Hoffnung für Opfer von Vergewaltigung
Zum ersten Mal ging auch der Einsatz von sexueller Gewalt als Kriegswaffe in das Urteil des Gerichts mit ein. Das ist eine historische Entwicklung: Zwar hatte das Weltstrafgericht auch im Falle des kongolesischen Kriegsverbrechers Germain Katanga wegen Vergewaltigung ermittelt. In diesem Punkt hatte das Gericht aber keine Schuld feststellen können. Adam Pastory Waushirombo in Tansania gratuliert dem Gerichtshof in Den Haag für die Entscheidung im Fall Bemba: "Vergewaltigung ist ein Akt der Erniedrigung", schreibt er auf Facebook.
Das Strafmaß biete den Opfern von sexueller Gewalt "ein gewisses Maß an Gerechtigkeit", sagte Géraldine Mattioli-Zeltner nach der Urteilsverkündung. Sie arbeitet bei der internationalen Menschenrechtsorganisation Human Rights Watch.
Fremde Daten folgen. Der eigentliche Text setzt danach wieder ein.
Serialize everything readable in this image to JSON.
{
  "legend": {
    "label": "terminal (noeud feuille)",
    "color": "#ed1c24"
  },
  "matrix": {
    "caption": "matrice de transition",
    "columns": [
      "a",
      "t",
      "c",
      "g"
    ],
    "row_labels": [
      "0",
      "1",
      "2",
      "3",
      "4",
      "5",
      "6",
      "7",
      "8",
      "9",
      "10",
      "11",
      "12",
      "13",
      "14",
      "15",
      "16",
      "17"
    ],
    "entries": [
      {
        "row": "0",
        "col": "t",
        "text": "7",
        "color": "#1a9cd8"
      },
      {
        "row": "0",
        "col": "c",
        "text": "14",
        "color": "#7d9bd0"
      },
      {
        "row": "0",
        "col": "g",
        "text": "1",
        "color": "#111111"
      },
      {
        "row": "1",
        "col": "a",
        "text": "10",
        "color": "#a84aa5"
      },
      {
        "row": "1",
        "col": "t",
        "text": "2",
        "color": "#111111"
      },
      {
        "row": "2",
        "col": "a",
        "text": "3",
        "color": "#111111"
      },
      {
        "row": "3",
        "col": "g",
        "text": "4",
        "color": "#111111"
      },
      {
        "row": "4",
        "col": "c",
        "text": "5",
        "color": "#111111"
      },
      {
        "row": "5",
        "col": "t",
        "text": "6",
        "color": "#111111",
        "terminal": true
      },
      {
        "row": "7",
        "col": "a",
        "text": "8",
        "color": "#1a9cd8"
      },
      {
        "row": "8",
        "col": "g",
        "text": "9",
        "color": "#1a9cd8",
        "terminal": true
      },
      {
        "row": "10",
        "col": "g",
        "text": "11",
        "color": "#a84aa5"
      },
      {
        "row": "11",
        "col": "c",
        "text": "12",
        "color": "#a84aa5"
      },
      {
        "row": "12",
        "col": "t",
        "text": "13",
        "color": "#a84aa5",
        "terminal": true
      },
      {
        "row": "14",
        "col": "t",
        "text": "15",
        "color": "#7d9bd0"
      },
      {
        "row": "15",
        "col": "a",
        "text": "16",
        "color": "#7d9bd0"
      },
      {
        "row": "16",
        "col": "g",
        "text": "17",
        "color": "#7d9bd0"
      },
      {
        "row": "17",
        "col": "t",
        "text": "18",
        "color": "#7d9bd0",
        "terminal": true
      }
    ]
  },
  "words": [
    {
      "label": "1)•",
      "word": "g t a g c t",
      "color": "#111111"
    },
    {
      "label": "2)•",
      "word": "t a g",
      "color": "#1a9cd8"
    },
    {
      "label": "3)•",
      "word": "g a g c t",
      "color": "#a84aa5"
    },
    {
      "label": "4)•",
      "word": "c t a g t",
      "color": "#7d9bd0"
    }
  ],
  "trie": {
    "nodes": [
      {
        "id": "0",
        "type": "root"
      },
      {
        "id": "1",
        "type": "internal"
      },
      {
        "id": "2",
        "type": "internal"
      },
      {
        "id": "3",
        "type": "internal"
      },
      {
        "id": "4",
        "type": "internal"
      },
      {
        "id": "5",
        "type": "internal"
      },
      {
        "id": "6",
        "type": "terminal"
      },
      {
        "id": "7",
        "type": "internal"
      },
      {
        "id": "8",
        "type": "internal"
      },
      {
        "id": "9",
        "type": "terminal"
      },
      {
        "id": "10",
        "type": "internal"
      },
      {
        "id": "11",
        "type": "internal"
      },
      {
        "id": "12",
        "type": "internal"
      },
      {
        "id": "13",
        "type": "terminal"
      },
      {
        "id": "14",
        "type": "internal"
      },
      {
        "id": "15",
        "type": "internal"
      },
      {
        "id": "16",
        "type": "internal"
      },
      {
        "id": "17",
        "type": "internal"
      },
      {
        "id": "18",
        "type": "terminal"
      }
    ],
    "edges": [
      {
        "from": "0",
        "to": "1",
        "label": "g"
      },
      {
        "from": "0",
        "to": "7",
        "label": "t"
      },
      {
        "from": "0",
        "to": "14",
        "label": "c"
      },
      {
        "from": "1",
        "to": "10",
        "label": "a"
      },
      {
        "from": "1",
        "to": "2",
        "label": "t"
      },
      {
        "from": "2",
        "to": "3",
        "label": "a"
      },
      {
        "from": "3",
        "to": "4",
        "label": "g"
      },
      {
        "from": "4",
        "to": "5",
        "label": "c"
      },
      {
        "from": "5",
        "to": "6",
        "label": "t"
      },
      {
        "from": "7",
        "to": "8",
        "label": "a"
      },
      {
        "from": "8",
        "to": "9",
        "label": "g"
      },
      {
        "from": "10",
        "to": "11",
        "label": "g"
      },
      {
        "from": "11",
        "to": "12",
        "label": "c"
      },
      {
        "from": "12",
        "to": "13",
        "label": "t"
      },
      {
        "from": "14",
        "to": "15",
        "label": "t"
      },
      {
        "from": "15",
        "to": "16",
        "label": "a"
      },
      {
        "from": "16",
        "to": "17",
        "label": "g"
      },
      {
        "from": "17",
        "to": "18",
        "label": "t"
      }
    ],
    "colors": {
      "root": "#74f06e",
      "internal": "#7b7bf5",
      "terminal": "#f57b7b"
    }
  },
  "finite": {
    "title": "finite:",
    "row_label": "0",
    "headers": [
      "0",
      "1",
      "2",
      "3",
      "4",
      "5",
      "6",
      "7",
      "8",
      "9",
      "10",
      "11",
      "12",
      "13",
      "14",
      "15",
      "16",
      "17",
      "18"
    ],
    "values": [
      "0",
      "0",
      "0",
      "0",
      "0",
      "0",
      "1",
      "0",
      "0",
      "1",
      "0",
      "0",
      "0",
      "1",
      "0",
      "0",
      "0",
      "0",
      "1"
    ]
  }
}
Das Urteil interpretierte sie auch als Warnung: "Andere Befehlshaber sollten aufmerksam werden, dass sie auch für Vergewaltigungen und anderen Missbrauch von Menschen durch ihre Soldaten zur Verantwortung gezogen werden können."
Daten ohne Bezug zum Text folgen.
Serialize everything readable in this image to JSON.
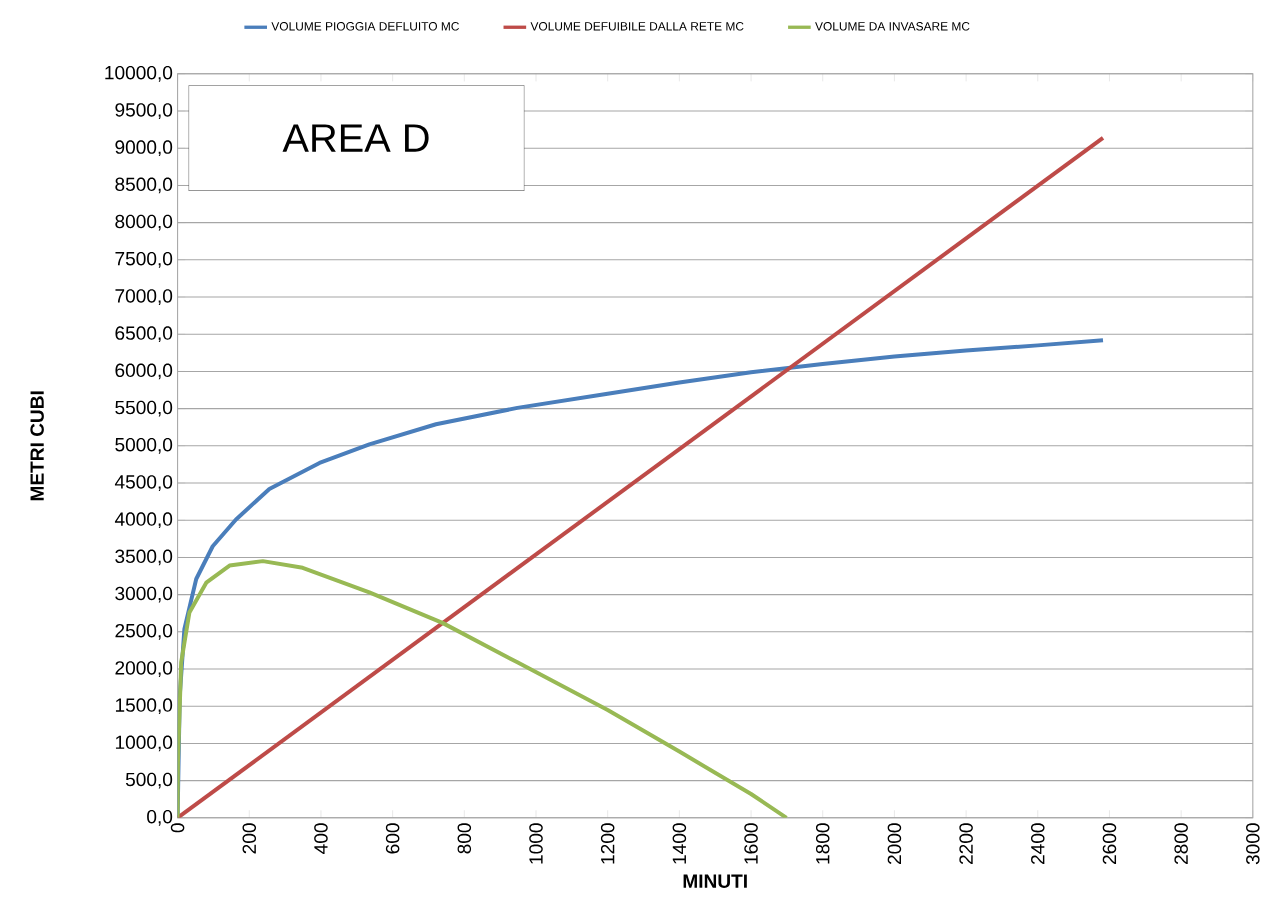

Viele schwere Verbrechen, darunter der systematische Gebrauch von sexueller Gewalt, blieben jedoch nach wie vor in beiden Ländern unberücksichtigt - in der Zentralafrikanischen Republik genauso wie in der Demokratischen Republik Kongo, sagt Mattioli-Zeltner. Rechtsexperte Mark Ellis von Bar International zeigte sich im DW-Interview indes enttäuscht von der "fehlenden Transparenz und Kohärenz" des Gerichts: Für so ein schwerwiegendes Urteil hätte das Strafmaß schärfer ausfallen müssen als 18 Jahre, sagte er der DW.
Einige afrikanische DW-Nutzer äußerten auf den DW-Facebookseiten eine ganz andere Kritik: "Warum werden immer nur Afrikaner verurteilt?", fragte etwa Achille Bukondo aus dem ostkongolesischen Goma. Und Nutzer Akd-Diase kritisierte: "Der IStGH ist das Gericht für afrikanische Führer."